Whole exome sequencing testing in this patient reported the mutated gene to be the ELP1 gene located on chromosome 9, unlike the three causative genes that have been identified in NBCCS.

Discussion

Elongator is a protein complex that plays an important role in RNA transcription and translation. The Elongator complex consists of six subunits including ELP1, ELP2, ELP3, ELP4, ELP5 and ELP6. ⁴ The main role of the complex is to facilitate nucleotide addition in RNA transcription and translation, thus contributing to the movement of RNA polymerase and ribosomes. The Elongator complex has also been implicated in processes such as the cell cycle, protein translation, and cell apoptosis. It has been shown that the function of ELP1 is related to cytoskeletal emesis, cytoskeletal organization, axonal transport, and cell adhesion and migration. ⁵ Current studies on the ELP1 gene are based on medulloblastoma and hereditary sensory and autonomic neuropathies. Deletion of the ELP1 gene leads to the death of mouse embryos. ⁶ ELP1 plays a role in neurogenesis, neuronal survival, and peripheral tissue innervation. A group of genes involved in myelin formation require ELP1 for efficient transcription. The ELP1 gene has not been previously reported to be associated with the development of basal cell carcinoma.

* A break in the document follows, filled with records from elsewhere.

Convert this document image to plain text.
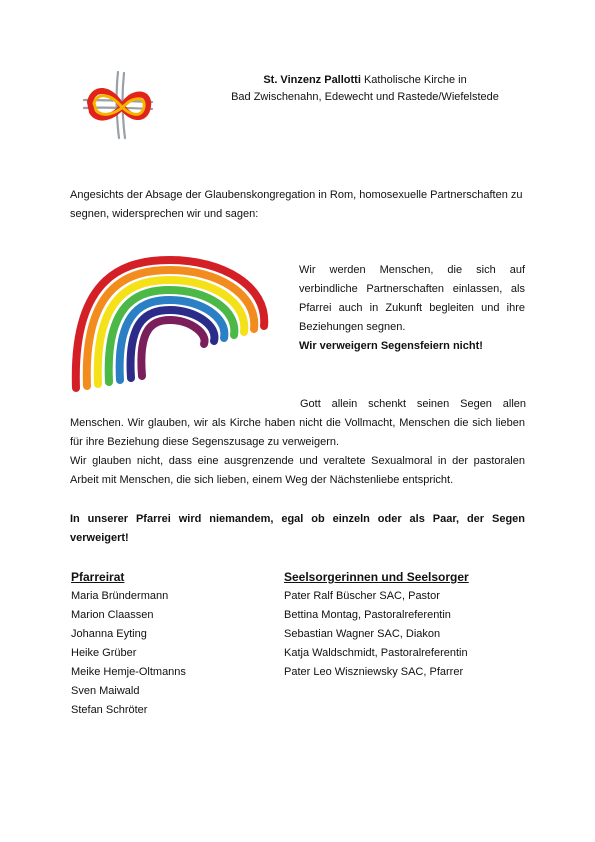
St. Vinzenz Pallotti Katholische Kirche in
Bad Zwischenahn, Edewecht und Rastede/Wiefelstede
Angesichts der Absage der Glaubenskongregation in Rom, homosexuelle Partnerschaften zu segnen, widersprechen wir und sagen:
Wir werden Menschen, die sich auf verbindliche Partnerschaften einlassen, als Pfarrei auch in Zukunft begleiten und ihre Beziehungen segnen.
Wir verweigern Segensfeiern nicht!
Gott allein schenkt seinen Segen allen
Menschen. Wir glauben, wir als Kirche haben nicht die Vollmacht, Menschen die sich lieben für ihre Beziehung diese Segenszusage zu verweigern.
Wir glauben nicht, dass eine ausgrenzende und veraltete Sexualmoral in der pastoralen Arbeit mit Menschen, die sich lieben, einem Weg der Nächstenliebe entspricht.
In unserer Pfarrei wird niemandem, egal ob einzeln oder als Paar, der Segen verweigert!
Pfarreirat
Maria Bründermann
Marion Claassen
Johanna Eyting
Heike Grüber
Meike Hemje-Oltmanns
Sven Maiwald
Stefan Schröter
Seelsorgerinnen und Seelsorger
Pater Ralf Büscher SAC, Pastor
Bettina Montag, Pastoralreferentin
Sebastian Wagner SAC, Diakon
Katja Waldschmidt, Pastoralreferentin
Pater Leo Wiszniewsky SAC, Pfarrer
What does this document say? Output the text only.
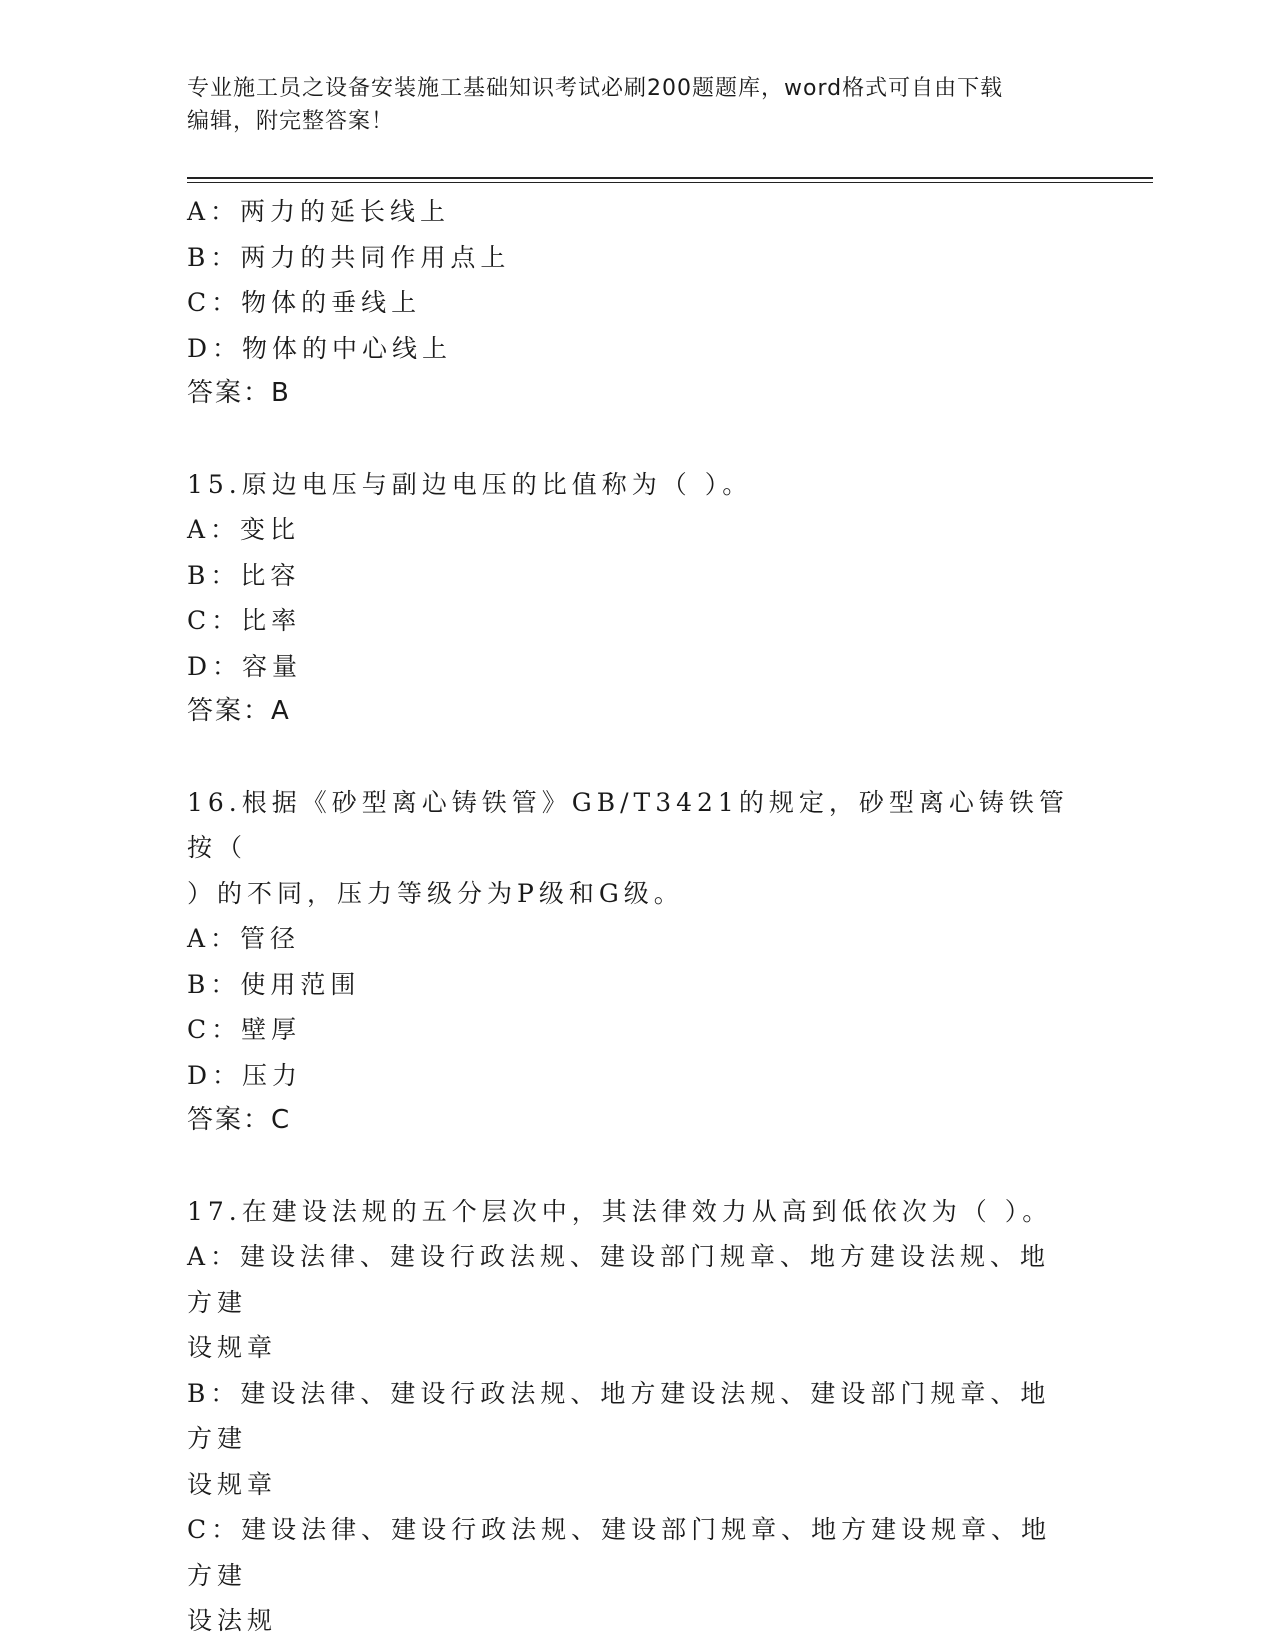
专业施工员之设备安装施工基础知识考试必刷200题题库，word格式可自由下载
编辑，附完整答案！
A：两力的延长线上
B：两力的共同作用点上
C：物体的垂线上
D：物体的中心线上
答案：B
15.原边电压与副边电压的比值称为（ ）。
A：变比
B：比容
C：比率
D：容量
答案：A
16.根据《砂型离心铸铁管》GB/T3421的规定，砂型离心铸铁管按（
）的不同，压力等级分为P级和G级。
A：管径
B：使用范围
C：壁厚
D：压力
答案：C
17.在建设法规的五个层次中，其法律效力从高到低依次为（ ）。
A：建设法律、建设行政法规、建设部门规章、地方建设法规、地方建
设规章
B：建设法律、建设行政法规、地方建设法规、建设部门规章、地方建
设规章
C：建设法律、建设行政法规、建设部门规章、地方建设规章、地方建
设法规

In terms of the treatment of NBCCS, for this case we focus on the treatment of basal cell carcinoma of the skin. Once basal cell carcinoma is detected, we recommend radical treatment. The most common form of treatment is surgical removal of the diseased area. The preoperative design of surgical treatment is very important. First, it is important to ensure complete eradication of the basal cell carcinoma. Secondly, it is important to preserve as much normal tissue as possible and minimize scar formation to prevent disfigurement. Mohs Micrographic Surgery achieves favorable results in clinical treatment. ⁷ Because scarring often occurs after the surgical removal of a lesion, patients may be hesitant to undergo surgery, particularly if the lesion is located on the face. In addition to surgical treatments, we can also use cryotherapy, laser therapy, photodynamic therapy, and medication. It is particularly emphasized that radiotherapy is contraindicated in patients with NBCCS and carries a potential risk of cancer. Therefore radiotherapy should be avoided or very low doses of radiation should be used whenever possible. ⁸ Drugs known to be therapeutically effective include imiquimod 5%, ⁹ etretinate, ¹⁰ 5-fluorouracil, ¹¹ capecitabine, ¹² and Hedgehog inhibitors, etc. Hedgehog inhibitors including Vismodegib and Sonidegib. ¹³

Conclusions

The mutated gene in this patient was the ELP1 gene located on chromosome 9, which is different from the three disease-causing genes that have been identified. We speculate that this mutated gene possibly causative multiple nevoid basal cell carcinoma of the face. We further speculate that all relatives in this patient’s family with facial nevoid lesions have this mutated gene. Next, we plan to conduct genetic studies on other relatives in the family with the same phenotype.